Allison Nathan: What makes you confident that human traders can understand complex information any better than sophisticated HFT algorithms?

Charlie Himmelberg: Well, I don’t think HFT algorithms are necessarily all that sophisticated; they’re mostly just fast. And under routine circumstances, the evidence suggests that this substitution of “speed for capital” allows machines to supply liquidity more cheaply than humans. But when the markets experience a big negative event and price discovery breaks down, I would argue that traditional market makers are more sophisticated in their ability to determine where prices will settle. They are able to determine when the markets have overshot that level, take principal risk accordingly, and thus stabilize price discovery. By contrast, HFT algorithms can process price and volume, but not value.

Allison Nathan: What about products like ETFs? Could they be a source of market fragility?

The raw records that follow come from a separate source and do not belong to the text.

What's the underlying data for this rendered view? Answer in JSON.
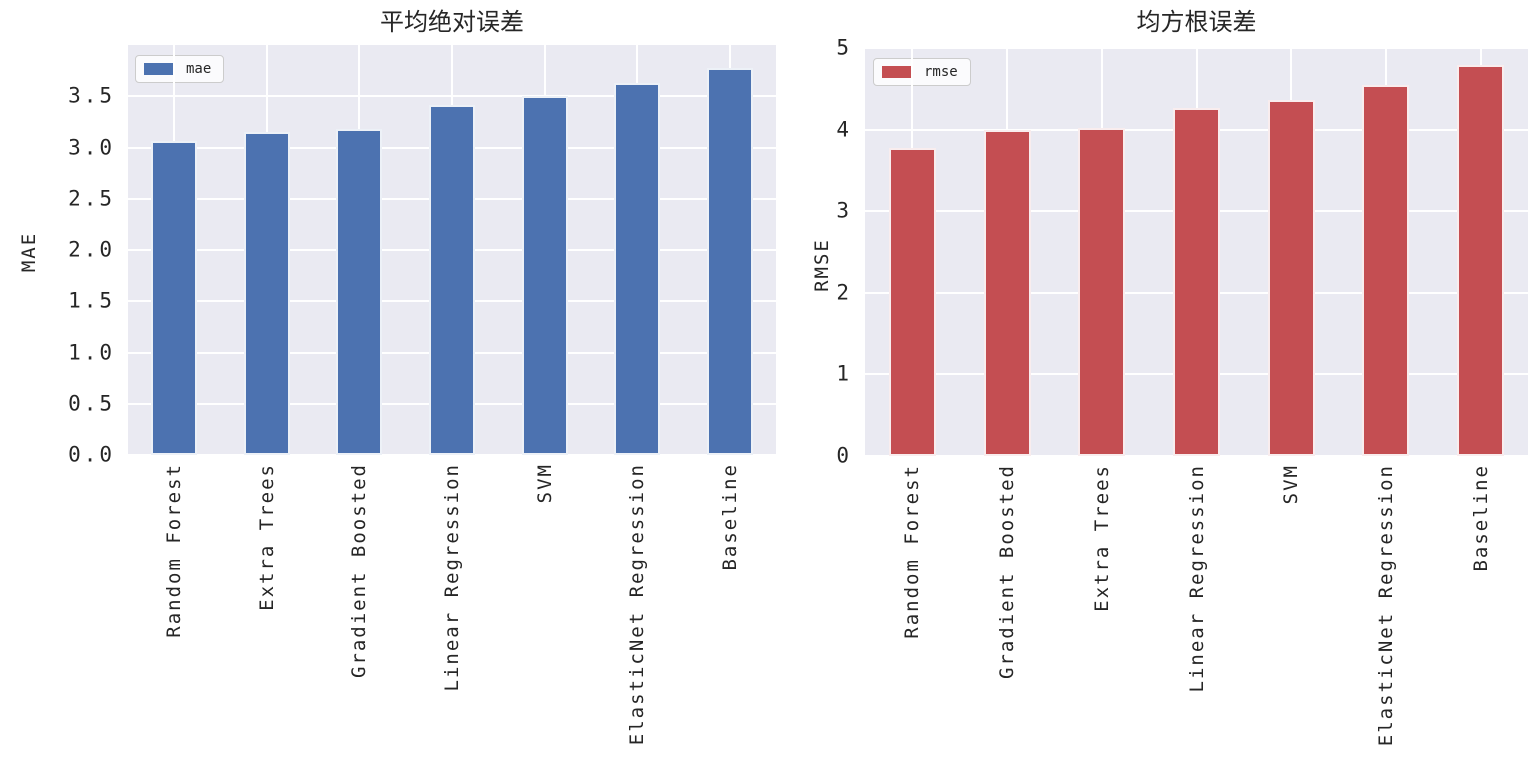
{
  "figure": {
    "background": "#ffffff",
    "plot_background": "#eaeaf2",
    "grid_color": "#ffffff",
    "text_color": "#262626"
  },
  "chart_data": [
    {
      "type": "bar",
      "title": "平均绝对误差",
      "ylabel": "MAE",
      "legend_label": "mae",
      "legend_position": "upper left",
      "bar_color": "#4c72b0",
      "grid": true,
      "categories": [
        "Random Forest",
        "Extra Trees",
        "Gradient Boosted",
        "Linear Regression",
        "SVM",
        "ElasticNet Regression",
        "Baseline"
      ],
      "values": [
        3.06,
        3.15,
        3.18,
        3.41,
        3.5,
        3.63,
        3.78
      ],
      "ylim": [
        0,
        4.0
      ],
      "yticks": [
        0.0,
        0.5,
        1.0,
        1.5,
        2.0,
        2.5,
        3.0,
        3.5
      ],
      "ytick_labels": [
        "0.0",
        "0.5",
        "1.0",
        "1.5",
        "2.0",
        "2.5",
        "3.0",
        "3.5"
      ]
    },
    {
      "type": "bar",
      "title": "均方根误差",
      "ylabel": "RMSE",
      "legend_label": "rmse",
      "legend_position": "upper left",
      "bar_color": "#c44e52",
      "grid": true,
      "categories": [
        "Random Forest",
        "Gradient Boosted",
        "Extra Trees",
        "Linear Regression",
        "SVM",
        "ElasticNet Regression",
        "Baseline"
      ],
      "values": [
        3.78,
        4.0,
        4.02,
        4.26,
        4.36,
        4.55,
        4.79
      ],
      "ylim": [
        0,
        5
      ],
      "yticks": [
        0,
        1,
        2,
        3,
        4,
        5
      ],
      "ytick_labels": [
        "0",
        "1",
        "2",
        "3",
        "4",
        "5"
      ]
    }
  ]
}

Charlie Himmelberg: I take a relatively benign view of ETFs. Some ETF critics question the idea that you can take an illiquid portfolio of underlying assets, put an ETF wrapper on it, and come up with something more liquid. To some, this seems like black magic. But to me, that’s how financial markets have always enhanced liquidity. The same thing happens routinely with corporate capital structures. Take a steel mill. Its underlying assets, the blast furnaces, are highly illiquid. Yet the financial claims on the cash flows from those furnaces, in the form of debt and equity, trade with plenty of liquidity. Similarly, ETFs make it easier for a wider base of investors to trade the stream of cash flows from harder-to-trade portfolios of assets. Now, that’s somewhat disruptive, because in some markets it creates more price discovery than many investors–particularly buy-and-hold investors–are accustomed to. ETFs may also place more demands on market liquidity since that is part of their appeal to end users. But I think the basic product design is sound. In distressed markets the price of an ETF can deviate materially from the price of its underlying assets, but such pricing differentials are self-stabilizing, and I think the net effect of ETFs on market liquidity is additive. All of that said, it’s important to distinguish between the vast majority of “plain vanilla” ETFs from levered or inverse ETFs. The latter make up only a narrow slice of the market, but they have more worrisome features to the extent they can become “forced sellers” in the face of price declines–as happened for certain VIX products in February.